8, The tiny boxes with no surplus wire or room to maneuver is a problem. Again the reason for the code rule of min 6x the raceway diameter 2" x 6 = 12" min box size.
Code section:314.28
(2) Angle or U Pulls, or Splices. Where splices or where
angle or U pulls are made, the distance between each raceway
entry inside the box or conduit body and the opposite
wall of the box or conduit body shall not be less than six
times the metric designator (trade size) of the largest raceway
in a row. This distance shall be increased for additional
entries by the amount of the sum of the diameters of all other
raceway entries in the same row on the same wall of the box.
Each row shall be calculated individually, and the single row
that provides the maximum distance shall be used.
9, Your steel splice boxes and thinwall conduit sections are not grounded.

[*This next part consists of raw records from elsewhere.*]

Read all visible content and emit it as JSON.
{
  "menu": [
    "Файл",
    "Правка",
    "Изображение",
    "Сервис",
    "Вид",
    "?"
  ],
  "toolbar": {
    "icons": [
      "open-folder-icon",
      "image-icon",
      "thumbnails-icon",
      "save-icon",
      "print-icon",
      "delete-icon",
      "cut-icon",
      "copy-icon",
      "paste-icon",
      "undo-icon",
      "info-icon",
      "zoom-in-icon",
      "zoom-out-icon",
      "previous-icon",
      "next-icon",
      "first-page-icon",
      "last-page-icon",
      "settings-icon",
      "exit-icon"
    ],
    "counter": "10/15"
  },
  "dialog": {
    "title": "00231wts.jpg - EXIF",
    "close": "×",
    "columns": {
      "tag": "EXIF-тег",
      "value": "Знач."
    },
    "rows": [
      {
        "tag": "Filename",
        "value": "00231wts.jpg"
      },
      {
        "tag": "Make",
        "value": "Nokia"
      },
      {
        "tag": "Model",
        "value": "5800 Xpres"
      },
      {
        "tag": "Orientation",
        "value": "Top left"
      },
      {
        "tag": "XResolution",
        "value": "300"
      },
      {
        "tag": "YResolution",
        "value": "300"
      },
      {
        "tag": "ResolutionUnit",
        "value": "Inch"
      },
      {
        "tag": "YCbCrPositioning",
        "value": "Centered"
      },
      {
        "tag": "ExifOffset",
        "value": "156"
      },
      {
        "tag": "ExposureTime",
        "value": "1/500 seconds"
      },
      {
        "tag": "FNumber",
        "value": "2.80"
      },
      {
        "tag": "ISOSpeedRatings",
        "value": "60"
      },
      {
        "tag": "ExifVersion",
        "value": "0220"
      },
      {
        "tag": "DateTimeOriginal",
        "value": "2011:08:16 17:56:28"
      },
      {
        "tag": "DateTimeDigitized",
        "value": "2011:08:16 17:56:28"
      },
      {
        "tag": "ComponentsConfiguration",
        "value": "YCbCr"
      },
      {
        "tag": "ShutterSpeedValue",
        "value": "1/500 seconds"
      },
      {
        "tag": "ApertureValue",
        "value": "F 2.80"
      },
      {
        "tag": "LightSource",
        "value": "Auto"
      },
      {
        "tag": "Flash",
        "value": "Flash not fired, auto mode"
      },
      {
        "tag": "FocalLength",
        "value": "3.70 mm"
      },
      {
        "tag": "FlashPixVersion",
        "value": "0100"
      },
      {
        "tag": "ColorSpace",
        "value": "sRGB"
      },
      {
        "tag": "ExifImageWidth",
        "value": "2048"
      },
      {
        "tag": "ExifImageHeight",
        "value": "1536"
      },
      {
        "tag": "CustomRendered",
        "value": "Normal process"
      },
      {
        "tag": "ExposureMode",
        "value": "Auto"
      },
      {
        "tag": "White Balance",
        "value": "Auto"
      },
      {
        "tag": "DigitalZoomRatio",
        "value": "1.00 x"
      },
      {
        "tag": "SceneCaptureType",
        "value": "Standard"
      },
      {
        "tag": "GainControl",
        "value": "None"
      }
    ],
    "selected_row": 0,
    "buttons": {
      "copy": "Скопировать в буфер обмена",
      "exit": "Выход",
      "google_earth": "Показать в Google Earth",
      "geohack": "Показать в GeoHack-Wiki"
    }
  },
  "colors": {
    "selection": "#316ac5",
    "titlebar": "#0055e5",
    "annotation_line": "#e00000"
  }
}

If a short were to occur anywhere, say in one of your splices, the boxes and conduit would become live. This constitutes a serious electrocution and fire hazard were it to occur. This metal, enclosing the wiring must be properly grounded if you elect to go with the 3 wire feeder as a stop gap solution, for your own safety
10, Service entrance cable (SE) used in the interior wall. As others suggested previously, you would need to replace this too, thus requiring opening up the wall again.
11, Given that all of the above confront the installation, repair to code would necessitate almost the entire installation being redone. Making it safer would require bonding both panels neutral bars for effective, if not code approved equipment grounding connection, and running a properly sized ground wire to the metal conduits and boxes. Even this would require opening the wall again.
Food for thought, depending on where you sit, consider the following.
If this was done for hire from a licensed professional and inspected, I would be complaining to the city or county that they are sending out rubber stamp inspectors, that allow shady contractors to install an unsafe and nonconforming installations. And get them to pressure the contractor to make it right.
If you and your buddy did this with someone else's license, then you should man up and fix it right, even if it got a rubber stamp. When something goes wrong the insurance company is going to be looking to someone to blame. At a bare minimum get the conduit, boxes, and subpanel loadcenter enclosure connected to ground, the real ground in your service panel, not some rod beaten into dry soil.